According to Breihan, Smallhold uses approximately one pound of water for every one pound of mushrooms. He argues it's one of the most efficient foods to grow.
"You can compare that to another produce that takes about 30 gallons of water to produce a pound of tomatoes or, you know, five gallons of water to produce a pound of lettuce, or 200 gallons of water to produce a pound of beef," Breihan said. "I think this is not only the future of mushroom farming, but I think it's a really important part of the food system, maybe, for it's a way to be really environmentally efficient with our resources."
Breihan added that the demand for mushrooms continues to grow. With that demand, interest in mushrooms and mycology has gained traction too.
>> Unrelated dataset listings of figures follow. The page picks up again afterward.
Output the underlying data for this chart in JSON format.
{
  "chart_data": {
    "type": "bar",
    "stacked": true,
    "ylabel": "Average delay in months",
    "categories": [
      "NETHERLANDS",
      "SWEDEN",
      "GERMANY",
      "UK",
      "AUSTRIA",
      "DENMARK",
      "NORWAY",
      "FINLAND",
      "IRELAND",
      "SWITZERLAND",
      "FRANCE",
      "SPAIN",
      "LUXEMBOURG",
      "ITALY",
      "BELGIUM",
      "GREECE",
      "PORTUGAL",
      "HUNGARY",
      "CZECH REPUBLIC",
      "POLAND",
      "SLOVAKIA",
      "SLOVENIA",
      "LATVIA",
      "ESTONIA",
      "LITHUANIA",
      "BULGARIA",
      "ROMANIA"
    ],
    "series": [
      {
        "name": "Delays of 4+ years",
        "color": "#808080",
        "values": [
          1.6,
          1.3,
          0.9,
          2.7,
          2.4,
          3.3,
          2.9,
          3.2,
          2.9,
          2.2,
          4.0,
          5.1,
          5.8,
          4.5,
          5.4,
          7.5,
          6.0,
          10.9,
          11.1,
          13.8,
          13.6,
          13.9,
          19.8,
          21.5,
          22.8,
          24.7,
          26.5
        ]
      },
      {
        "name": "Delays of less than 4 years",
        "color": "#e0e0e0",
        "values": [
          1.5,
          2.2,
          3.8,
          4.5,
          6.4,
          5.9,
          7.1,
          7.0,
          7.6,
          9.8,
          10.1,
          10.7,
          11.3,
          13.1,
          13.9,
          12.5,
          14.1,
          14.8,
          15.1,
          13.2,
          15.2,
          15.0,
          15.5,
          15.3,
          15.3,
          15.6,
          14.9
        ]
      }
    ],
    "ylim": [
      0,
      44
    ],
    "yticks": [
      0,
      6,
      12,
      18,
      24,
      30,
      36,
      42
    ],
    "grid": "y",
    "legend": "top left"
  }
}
"Fungi goes back millions and millions of years, before we were even here on this planet, and they've been cycling things," said Angel Schatz, one of the leaders of Central Texas Mycological Society (CTMS). "They are our transmuters. They are helping us clean things up in the environment, including our mental health, our physical health, all those sorts of things."
Schatz joined CTMS two years ago. It's now grown to 700 volunteers, all looking to educate on the benefits of mushrooms.
"We are working with the farms to learn how to cycle them and put them back in the soil where they belong," Schatz said of the blocks of organic material Smallhold uses to grow the mushrooms.
CTMS and Smallhold work together to take the blocks of material – typically made up of sawdust and other small particulates – and use them similarly to compost in gardens and near trees.
CTMS plans to hold an event on Saturday to teach people how to use other containers, such as bird cages, to grow different mushroom varieties.